The spark for the protests was the attempted appointment of Delyan Peevski, a controversial media figure, to a top security job. For many, it was seen as a depressing reminder of the cosy relationships between politicians and vested interests. Having already survived two confidence votes, the government has batted back demands for a snap election, arguing that it could harm Bulgaria’s nascent economic recovery, and would likely produce the same results as last year’s vote.
Anger against political class still festers
But anger against the political class still festers. One in five people surveyed by pollster Gallup International in January said they would take to the streets again. “I was and I am still furious,” says Rafael Chichek, 42, who runs a furniture business. “You pay your taxes, you pay your bills, and for what? They put the money in their pockets and refuse to do anything.”
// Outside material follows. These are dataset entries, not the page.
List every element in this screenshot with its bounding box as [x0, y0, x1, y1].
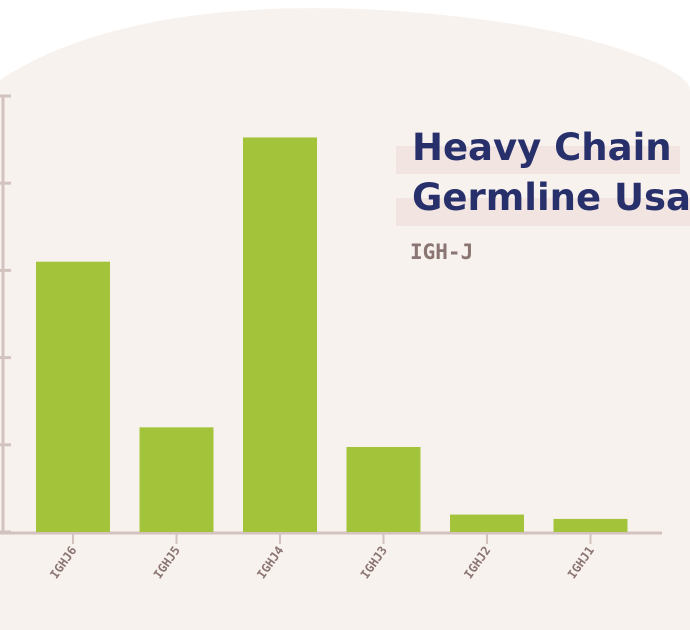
bar-ighj2 [450, 514, 524, 532]
bar-ighj4 [243, 137, 317, 533]
bar-ighj5 [139, 427, 214, 532]
title-block: Heavy Chain Germline Usage IGH-J [396, 126, 690, 264]
background-blob-bottom [0, 540, 690, 630]
chart-subtitle: IGH-J [410, 240, 473, 264]
chart-title-line-2: Germline Usage [412, 176, 690, 219]
bars [36, 137, 628, 533]
title-highlight-2 [396, 198, 690, 226]
axes [0, 94, 662, 535]
bar-ighj6 [36, 261, 110, 532]
bar-ighj3 [346, 446, 421, 532]
chart-title-line-1: Heavy Chain [412, 126, 672, 169]
title-highlight-1 [396, 146, 680, 174]
bar-ighj1 [553, 518, 628, 532]
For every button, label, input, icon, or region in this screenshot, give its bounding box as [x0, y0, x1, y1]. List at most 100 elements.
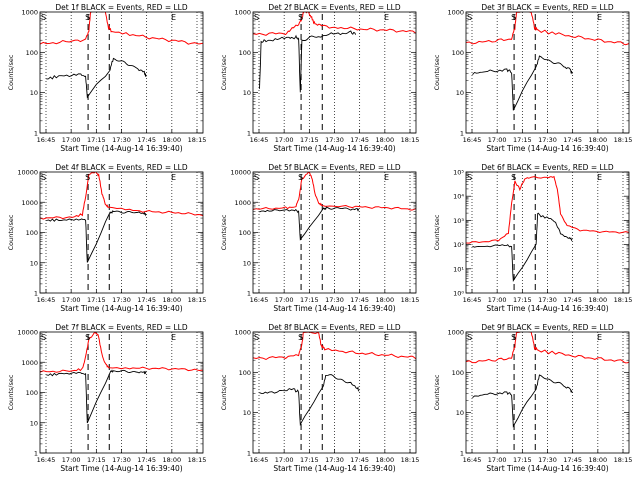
x-tick-label: 17:45 [563, 136, 582, 144]
x-axis-label: Start Time (14-Aug-14 16:39:40) [486, 464, 608, 473]
y-tick-label: 10⁰ [453, 290, 464, 298]
x-tick-label: 17:15 [300, 136, 319, 144]
x-tick-label: 16:45 [250, 296, 269, 304]
y-tick-label: 1 [34, 450, 38, 458]
lld-series-line [40, 332, 203, 373]
y-tick-label: 10⁵ [453, 169, 464, 177]
y-tick-label: 1000 [21, 199, 38, 207]
end-marker-label: E [597, 173, 602, 182]
x-axis-label: Start Time (14-Aug-14 16:39:40) [273, 144, 395, 153]
start-marker-label: S [511, 173, 516, 182]
x-tick-label: 18:15 [188, 136, 207, 144]
y-tick-label: 1 [247, 290, 251, 298]
x-tick-label: 18:00 [588, 456, 607, 464]
panel-title: Det 4f BLACK = Events, RED = LLD [55, 163, 188, 172]
y-tick-label: 1 [247, 450, 251, 458]
x-tick-label: 17:00 [275, 456, 294, 464]
start-marker-label: S [85, 13, 90, 22]
y-axis-label: Counts/sec [433, 54, 441, 90]
x-tick-label: 17:30 [325, 136, 344, 144]
y-tick-label: 10 [456, 89, 464, 97]
events-series-line [259, 374, 360, 426]
y-axis-label: Counts/sec [7, 54, 15, 90]
x-tick-label: 17:30 [112, 136, 131, 144]
lld-series-line [466, 12, 629, 46]
x-tick-label: 18:00 [588, 296, 607, 304]
x-tick-label: 18:00 [162, 136, 181, 144]
start-marker-label: S [298, 173, 303, 182]
y-tick-label: 10000 [17, 169, 38, 177]
x-tick-label: 16:45 [37, 296, 56, 304]
x-tick-label: 17:45 [137, 456, 156, 464]
x-axis-label: Start Time (14-Aug-14 16:39:40) [486, 144, 608, 153]
end-marker-label: E [171, 173, 176, 182]
y-axis-label: Counts/sec [220, 214, 228, 250]
x-axis-label: Start Time (14-Aug-14 16:39:40) [60, 304, 182, 313]
x-tick-label: 17:15 [87, 456, 106, 464]
y-tick-label: 1 [460, 130, 464, 138]
x-axis-label: Start Time (14-Aug-14 16:39:40) [486, 304, 608, 313]
start-marker-label: S [254, 333, 259, 342]
x-tick-label: 16:45 [463, 296, 482, 304]
y-axis-label: Counts/sec [7, 374, 15, 410]
y-tick-label: 1000 [447, 329, 464, 337]
end-marker-label: E [597, 333, 602, 342]
x-tick-label: 17:45 [350, 296, 369, 304]
y-tick-label: 10000 [230, 169, 251, 177]
events-series-line [472, 374, 573, 428]
x-tick-label: 17:00 [488, 296, 507, 304]
x-tick-label: 18:15 [614, 136, 633, 144]
panel-title: Det 1f BLACK = Events, RED = LLD [55, 3, 188, 12]
x-tick-label: 17:15 [513, 456, 532, 464]
x-tick-label: 17:00 [488, 456, 507, 464]
x-tick-label: 17:30 [538, 296, 557, 304]
y-tick-label: 1 [34, 290, 38, 298]
end-marker-label: E [384, 173, 389, 182]
x-tick-label: 18:15 [188, 456, 207, 464]
x-tick-label: 17:30 [112, 456, 131, 464]
y-tick-label: 10 [243, 259, 251, 267]
y-tick-label: 10000 [17, 329, 38, 337]
y-tick-label: 10 [30, 259, 38, 267]
x-tick-label: 17:45 [563, 296, 582, 304]
x-tick-label: 17:30 [538, 136, 557, 144]
start-marker-label: S [41, 13, 46, 22]
x-tick-label: 16:45 [37, 136, 56, 144]
x-tick-label: 17:45 [350, 136, 369, 144]
start-marker-label: S [85, 173, 90, 182]
x-tick-label: 18:00 [588, 136, 607, 144]
x-tick-label: 17:00 [488, 136, 507, 144]
events-series-line [472, 212, 573, 282]
x-tick-label: 17:45 [350, 456, 369, 464]
x-tick-label: 17:45 [137, 136, 156, 144]
x-tick-label: 18:15 [614, 296, 633, 304]
y-tick-label: 1 [460, 450, 464, 458]
x-tick-label: 17:15 [513, 296, 532, 304]
x-tick-label: 18:15 [401, 456, 420, 464]
start-marker-label: S [511, 13, 516, 22]
x-tick-label: 17:00 [275, 136, 294, 144]
y-tick-label: 10 [243, 89, 251, 97]
lld-series-line [253, 332, 416, 361]
events-series-line [472, 55, 573, 111]
y-tick-label: 100 [26, 49, 38, 57]
start-marker-label: S [298, 333, 303, 342]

The Socialists are still vulnerable. The party is plagued with internal squabbles, while the government’s approval rating languishes at around 20 percent. A key test will be their performance at the European elections in late May, as a poor showing could spark fresh demands for early polls.
Their prospects have already been dented by the decision by a former president and socialist leader to run a separate list of candidates from the ruling party for the vote. That is likely to play into the hands of the main opposition GERB.
“The government looks a tad more stable now, but it is far, far from a lasting stability,” said Andrei Raichev, a political analyst with Gallup International. “Because the protests may have died, but the discontent has not died at all,” he said. Should the government make another mistake similar to Peevski’s appointment, then “nothing can save them.”